Where did it all go wrong?
It wasn’t his fault that he had his illness, that it had got out of control, that was no reason for her to leave him.
Not to take the kids and move away to another part if the country. He wasn’t that bad was he?
But he was, he knew he was, he’d bullied her physically and emotionally.
He’d destroyed her confidence and the love she had for him and eventually she left never to be seen again.
For a time he’d enjoyed the freedom, the wine, women and song until the house was repossessed and no-one wanted to know.
Then he lived in hostels, drinking with people who had once called the scum of the earth sinking lower in his pit if self loathing until the angel with the metallic burgundy hair had saved him.
She’d spoke to him like he mattered, that he had some value, she convinced him that he could live again
But for all her positivity, for all her reassurances in the classes he had attended, when he returns to his one bedroom flat, alone and empty, the only person he blames for his situation is himself.
The women with red dress has had a productive day, her presentation was successful and she is pretty sure that the board will give her the funding for the project she has recently began leading through its early development stages.
In fact, she’s certain of it, absolutely certain of it, her post-work drinks with the Finance Director had gave her that assurance.
They had sat there in the cocktail bar at Central Station for the past hour, chatting over work and talking about their families.
He was married with kids and he loved his wife, but wasn’t in love with her any more and was beginning to think about leaving her.

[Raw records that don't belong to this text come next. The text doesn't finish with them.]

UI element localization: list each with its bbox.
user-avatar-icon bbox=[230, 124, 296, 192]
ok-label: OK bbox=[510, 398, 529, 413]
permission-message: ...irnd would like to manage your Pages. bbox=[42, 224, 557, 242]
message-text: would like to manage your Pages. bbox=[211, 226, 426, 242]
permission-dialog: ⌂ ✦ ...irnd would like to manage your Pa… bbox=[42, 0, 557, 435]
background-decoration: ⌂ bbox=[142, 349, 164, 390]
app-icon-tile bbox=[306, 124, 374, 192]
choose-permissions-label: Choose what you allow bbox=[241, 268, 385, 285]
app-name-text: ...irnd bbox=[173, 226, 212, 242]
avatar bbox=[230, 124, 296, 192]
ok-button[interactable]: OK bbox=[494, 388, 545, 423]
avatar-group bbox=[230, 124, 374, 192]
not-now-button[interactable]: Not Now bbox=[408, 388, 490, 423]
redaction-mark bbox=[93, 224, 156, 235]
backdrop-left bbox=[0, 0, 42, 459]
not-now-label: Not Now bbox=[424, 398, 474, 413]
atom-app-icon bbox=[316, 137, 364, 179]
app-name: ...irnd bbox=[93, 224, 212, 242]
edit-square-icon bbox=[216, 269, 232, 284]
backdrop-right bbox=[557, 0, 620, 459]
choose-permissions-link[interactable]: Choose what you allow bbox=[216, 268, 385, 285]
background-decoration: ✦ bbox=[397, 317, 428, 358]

She had told him that she was divorced and was happily single, but that it would be nice to have some male company to do all kind of nice things when her daughter was over at her ex-husbands a few nights each week.
Charles had smiled at this and put his hand on her knee. He told her that the feeling within the board-room after the meeting had been very positive and all it would take was the momentum of having a few key people on board to ensure the boxes were ticked to have the right amount of funding ear-marked for the project,
The implication was clear, she wasn’t so naive to miss out on his obvious posturing.
But she wasn’t as stupid to be so easily bought either.
She smiled and allowed him to leave his hand where it was for a few moment, then made her excuses to go to the bathroom.
When she returned, she stayed for another few minutes, then finished her drink telling him that she would have to get home to make dinner for for her daughter and to help with homework.
Charles said he would have to be home himself soon, daddy duties and all that. Then he paid the bill on the company credit card and walked her to the taxi rank. He was a gentleman, he was always a gentleman, well that’s what he would have you believe.
The rank was quiet and there were lots of cabs waiting opposite the train station. Most people don’t need cabs in the summer sunshine and there were no customers waiting in the queue.
Charles opened the door for her and as she steadied herself to climb into the back of the cab, he kissed her on the cheek.
She smiled at him and blew him a kiss as he closed the door and waved as the cab pulled away from the rank
“Where to?” asks the man with the ruddy alcoholic nose.
“Can you take me to Cambuslang station, I’ve left my car parked there”
“No problem” he turns to the front and starts the meter running.
She’s opening her handbag and removes the small set of headphones and pushes the plug into the clever little pen that had been lying beside her notepad throughout her meeting with Charles.
Then she smiles to herself as she listens back to their conversation in full.